Matrices can have more than one eigenvector sharing the same eigenvalue. The converse statement, that an eigenvector can have more than one eigenvalue, is not true, which you can see from the definition of an eigenvector.

However, there's nothing in the definition that stops us having multiple eigenvectors with the same eigenvalue. For example, the matrix $\begin{bmatrix}1&0\\0&1\end{bmatrix}$ has two distinct eigenvectors, $[1, 0]$ and $[0, 1]$, each with an eigenvalue of $1$. (In fact, every possible vector is an eigenvector, with eigenvalue $1$.)

Normally, if there is only one eigenvector corresponding to an eigenvalue of multiplicity greater than one, mathematically we would just say there is only one eigenvector. However, it seems like your checking program has some quirks which make it want to say there are two, so it just gave you a scalar multiple of the first vector.

• Sorry messed up a sign somewhere – Carlos - the Mongoose - Danger Dec 15 '15 at 22:59
• The two vectors returned by MATLAB (when the input matrix has negative signs on the second row) are still linear multiples of a single eigenvector: $[-1, 1]^T = -1 [1, -1]^T$. – David K Dec 15 '15 at 23:25
• @DavidK Can you double check? I have these: v1 = -0.7071 0.7071; v2 = 0.7071 -0.7071 – Carlos - the Mongoose - Danger Dec 16 '15 at 0:47
• @WhiteHouseFenceJumper Those look like two other scalar multiples of $[1, -1]^T$, since $[-0.7071, 0.7071]^T \approx -\sqrt2 [1, -1]^T$ and $[0.7071, -0.7071]^T \approx \sqrt2 [1, -1]^T$. – David K Dec 16 '15 at 3:09

Mathematica does not behave this way, but apparently Matlab does. Because algebraic multiplicity is 2, it wants to output two eigenvectors; but there's only one linearly independent one, so it puts a scalar multiple as the second.
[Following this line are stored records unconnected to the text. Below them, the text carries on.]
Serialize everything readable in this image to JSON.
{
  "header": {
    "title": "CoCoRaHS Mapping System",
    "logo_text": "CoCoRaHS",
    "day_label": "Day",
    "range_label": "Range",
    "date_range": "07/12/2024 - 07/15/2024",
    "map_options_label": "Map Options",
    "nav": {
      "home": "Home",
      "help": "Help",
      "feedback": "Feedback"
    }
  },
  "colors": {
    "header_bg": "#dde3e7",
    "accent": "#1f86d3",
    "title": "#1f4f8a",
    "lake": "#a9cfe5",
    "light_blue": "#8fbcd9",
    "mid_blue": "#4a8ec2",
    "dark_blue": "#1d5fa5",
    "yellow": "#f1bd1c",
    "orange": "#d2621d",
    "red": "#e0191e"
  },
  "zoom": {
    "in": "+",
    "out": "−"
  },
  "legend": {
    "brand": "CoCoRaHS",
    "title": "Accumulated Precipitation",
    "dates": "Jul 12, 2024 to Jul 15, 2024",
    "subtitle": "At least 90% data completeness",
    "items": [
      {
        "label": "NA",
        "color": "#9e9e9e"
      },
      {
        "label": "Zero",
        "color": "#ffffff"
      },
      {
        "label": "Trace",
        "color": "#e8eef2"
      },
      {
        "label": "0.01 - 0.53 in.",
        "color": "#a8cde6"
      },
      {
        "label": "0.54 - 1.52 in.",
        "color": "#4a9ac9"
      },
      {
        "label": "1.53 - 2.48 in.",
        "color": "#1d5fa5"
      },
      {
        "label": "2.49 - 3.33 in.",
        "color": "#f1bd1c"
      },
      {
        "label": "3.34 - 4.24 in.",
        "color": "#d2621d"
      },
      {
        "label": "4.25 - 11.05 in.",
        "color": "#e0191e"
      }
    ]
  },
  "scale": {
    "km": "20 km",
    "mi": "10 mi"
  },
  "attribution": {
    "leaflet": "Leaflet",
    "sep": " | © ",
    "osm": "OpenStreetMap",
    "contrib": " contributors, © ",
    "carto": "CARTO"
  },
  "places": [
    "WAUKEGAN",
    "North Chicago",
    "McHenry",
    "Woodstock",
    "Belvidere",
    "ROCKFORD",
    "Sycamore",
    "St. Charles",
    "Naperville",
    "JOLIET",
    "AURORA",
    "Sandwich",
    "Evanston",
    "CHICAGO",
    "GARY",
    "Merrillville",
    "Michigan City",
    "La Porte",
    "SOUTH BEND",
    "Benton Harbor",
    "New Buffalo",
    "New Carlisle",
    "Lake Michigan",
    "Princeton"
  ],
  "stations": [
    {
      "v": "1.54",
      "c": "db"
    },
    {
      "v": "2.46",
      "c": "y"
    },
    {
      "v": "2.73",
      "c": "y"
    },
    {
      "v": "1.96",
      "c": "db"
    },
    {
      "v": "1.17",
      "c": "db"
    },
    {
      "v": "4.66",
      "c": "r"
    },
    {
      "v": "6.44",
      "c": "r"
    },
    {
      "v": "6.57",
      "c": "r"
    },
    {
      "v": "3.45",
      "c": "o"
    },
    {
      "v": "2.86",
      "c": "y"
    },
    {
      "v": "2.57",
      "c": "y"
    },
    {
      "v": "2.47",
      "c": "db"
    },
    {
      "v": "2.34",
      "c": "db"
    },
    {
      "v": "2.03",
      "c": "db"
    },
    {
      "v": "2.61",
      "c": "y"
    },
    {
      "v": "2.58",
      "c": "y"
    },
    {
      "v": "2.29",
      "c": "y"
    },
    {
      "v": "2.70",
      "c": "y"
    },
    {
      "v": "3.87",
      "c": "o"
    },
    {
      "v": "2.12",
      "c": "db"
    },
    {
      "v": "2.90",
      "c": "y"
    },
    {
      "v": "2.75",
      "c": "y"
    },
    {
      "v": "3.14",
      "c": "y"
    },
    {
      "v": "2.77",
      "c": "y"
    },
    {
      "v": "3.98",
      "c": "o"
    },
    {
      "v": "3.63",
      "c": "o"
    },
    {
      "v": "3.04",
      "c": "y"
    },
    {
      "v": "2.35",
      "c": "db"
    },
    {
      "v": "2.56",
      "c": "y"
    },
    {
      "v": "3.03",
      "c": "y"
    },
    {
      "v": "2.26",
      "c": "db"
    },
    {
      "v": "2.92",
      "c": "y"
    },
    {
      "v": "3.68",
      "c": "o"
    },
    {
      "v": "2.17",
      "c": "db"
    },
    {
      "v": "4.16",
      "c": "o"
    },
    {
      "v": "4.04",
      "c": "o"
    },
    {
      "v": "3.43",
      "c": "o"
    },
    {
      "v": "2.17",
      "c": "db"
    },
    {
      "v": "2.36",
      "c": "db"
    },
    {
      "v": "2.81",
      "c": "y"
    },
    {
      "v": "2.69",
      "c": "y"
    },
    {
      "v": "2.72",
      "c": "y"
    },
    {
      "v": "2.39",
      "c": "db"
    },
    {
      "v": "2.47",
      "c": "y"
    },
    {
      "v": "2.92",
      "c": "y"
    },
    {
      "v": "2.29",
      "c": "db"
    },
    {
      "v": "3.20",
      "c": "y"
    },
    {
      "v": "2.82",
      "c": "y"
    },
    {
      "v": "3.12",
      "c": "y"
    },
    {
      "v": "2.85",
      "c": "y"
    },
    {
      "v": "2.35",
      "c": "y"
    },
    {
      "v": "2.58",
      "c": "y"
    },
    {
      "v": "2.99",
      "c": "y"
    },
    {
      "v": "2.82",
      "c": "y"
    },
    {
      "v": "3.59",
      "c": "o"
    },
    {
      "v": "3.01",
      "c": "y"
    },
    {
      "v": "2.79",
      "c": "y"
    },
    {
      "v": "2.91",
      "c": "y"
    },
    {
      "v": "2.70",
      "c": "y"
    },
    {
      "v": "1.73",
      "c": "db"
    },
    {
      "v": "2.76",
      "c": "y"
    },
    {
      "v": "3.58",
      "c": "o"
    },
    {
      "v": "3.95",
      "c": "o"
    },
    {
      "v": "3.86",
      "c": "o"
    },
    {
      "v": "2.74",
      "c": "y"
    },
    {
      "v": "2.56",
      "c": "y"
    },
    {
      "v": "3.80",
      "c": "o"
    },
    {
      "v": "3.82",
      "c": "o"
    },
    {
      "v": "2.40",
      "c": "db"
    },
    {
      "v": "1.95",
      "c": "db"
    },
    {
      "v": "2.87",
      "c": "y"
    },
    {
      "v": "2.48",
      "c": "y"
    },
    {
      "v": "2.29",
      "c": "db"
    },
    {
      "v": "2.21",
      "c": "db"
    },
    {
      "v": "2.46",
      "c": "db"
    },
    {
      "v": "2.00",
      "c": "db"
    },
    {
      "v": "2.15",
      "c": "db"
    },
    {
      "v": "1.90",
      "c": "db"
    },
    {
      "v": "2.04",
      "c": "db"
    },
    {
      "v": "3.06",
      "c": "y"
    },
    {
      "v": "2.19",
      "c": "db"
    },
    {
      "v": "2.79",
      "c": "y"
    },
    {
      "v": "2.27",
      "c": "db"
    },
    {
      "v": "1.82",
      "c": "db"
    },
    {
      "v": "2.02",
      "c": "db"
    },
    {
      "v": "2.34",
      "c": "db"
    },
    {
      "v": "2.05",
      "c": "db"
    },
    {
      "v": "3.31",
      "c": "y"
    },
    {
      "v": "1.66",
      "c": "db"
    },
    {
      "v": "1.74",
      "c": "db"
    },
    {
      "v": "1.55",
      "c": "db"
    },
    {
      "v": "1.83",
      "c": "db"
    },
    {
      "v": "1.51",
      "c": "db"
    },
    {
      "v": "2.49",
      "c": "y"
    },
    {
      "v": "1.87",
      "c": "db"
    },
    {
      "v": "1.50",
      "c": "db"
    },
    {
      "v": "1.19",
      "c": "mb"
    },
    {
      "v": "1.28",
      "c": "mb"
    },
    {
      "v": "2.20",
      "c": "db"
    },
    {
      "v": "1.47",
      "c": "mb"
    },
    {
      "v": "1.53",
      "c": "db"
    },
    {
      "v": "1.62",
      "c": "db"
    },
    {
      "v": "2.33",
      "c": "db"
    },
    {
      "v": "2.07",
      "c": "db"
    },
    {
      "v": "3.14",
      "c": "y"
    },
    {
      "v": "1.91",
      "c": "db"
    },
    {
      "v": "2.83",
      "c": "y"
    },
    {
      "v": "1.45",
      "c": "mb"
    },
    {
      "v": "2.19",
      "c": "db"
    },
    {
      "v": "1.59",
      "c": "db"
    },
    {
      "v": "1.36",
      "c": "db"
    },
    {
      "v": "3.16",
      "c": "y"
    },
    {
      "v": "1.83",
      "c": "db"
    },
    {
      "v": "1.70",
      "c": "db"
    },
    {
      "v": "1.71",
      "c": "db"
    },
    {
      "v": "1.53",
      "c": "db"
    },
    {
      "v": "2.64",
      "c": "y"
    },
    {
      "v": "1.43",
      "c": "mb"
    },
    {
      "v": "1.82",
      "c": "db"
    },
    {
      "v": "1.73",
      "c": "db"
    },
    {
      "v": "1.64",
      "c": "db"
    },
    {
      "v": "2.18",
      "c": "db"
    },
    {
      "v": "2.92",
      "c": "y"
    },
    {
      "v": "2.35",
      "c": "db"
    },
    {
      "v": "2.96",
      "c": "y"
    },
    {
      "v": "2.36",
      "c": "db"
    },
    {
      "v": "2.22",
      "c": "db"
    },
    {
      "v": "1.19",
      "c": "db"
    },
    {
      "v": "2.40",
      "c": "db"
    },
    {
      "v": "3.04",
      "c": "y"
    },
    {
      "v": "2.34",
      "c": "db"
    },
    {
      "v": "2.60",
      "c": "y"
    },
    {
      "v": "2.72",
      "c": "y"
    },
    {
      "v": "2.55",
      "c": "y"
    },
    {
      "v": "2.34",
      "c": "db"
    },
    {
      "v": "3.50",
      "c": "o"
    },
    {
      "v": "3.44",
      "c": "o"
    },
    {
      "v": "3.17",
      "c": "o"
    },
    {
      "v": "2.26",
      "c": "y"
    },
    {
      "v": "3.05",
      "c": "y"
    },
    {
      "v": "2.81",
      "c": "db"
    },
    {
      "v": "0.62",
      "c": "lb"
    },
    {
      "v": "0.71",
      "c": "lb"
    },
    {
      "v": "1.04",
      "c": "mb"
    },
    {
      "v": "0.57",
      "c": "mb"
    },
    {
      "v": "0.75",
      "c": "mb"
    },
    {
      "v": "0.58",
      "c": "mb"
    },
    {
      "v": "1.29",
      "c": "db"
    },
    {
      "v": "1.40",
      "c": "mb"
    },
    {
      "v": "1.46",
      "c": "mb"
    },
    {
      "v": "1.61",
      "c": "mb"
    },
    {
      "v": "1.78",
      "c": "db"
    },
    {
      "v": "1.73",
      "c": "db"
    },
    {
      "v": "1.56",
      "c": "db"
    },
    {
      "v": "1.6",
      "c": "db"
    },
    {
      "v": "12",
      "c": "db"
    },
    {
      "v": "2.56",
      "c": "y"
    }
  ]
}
What does it give you if you try the matrix $$\begin{bmatrix} 0&4&-1\\-1&4&-1\\-2&5&-1\end{bmatrix}?$$

• It depends on if the eigenvalue problem is solved numerically or symbolically (Mathematica's default). [V,D]=eig(sym([0 4 -1;-1 4 -1;-2 5 -1])) returns a single eigenvector in Matlab. – horchler Dec 16 '15 at 20:01

I assume that you numerically evaluating the eigenvalues/vectors in Matlab?:

A = [0 1;-1 -2];
[V,D] = eig(A)


If you evaluate symbolically (with sym/eig), as you did by hand, then you'll get the single (unnormalized) eigenvector you expected:

A = [0 1;-1 -2];
[V,D] = eig(sym(A))


returns

V =

1
1

D =

[ 1, 0]
[ 0, 1]


Your matrix is defective. It is not diagonalizable. The numeric eig function's behavior is explained here in the documentation. Essentially, a result is returned such that A*V - V*D is as close to zero as possible.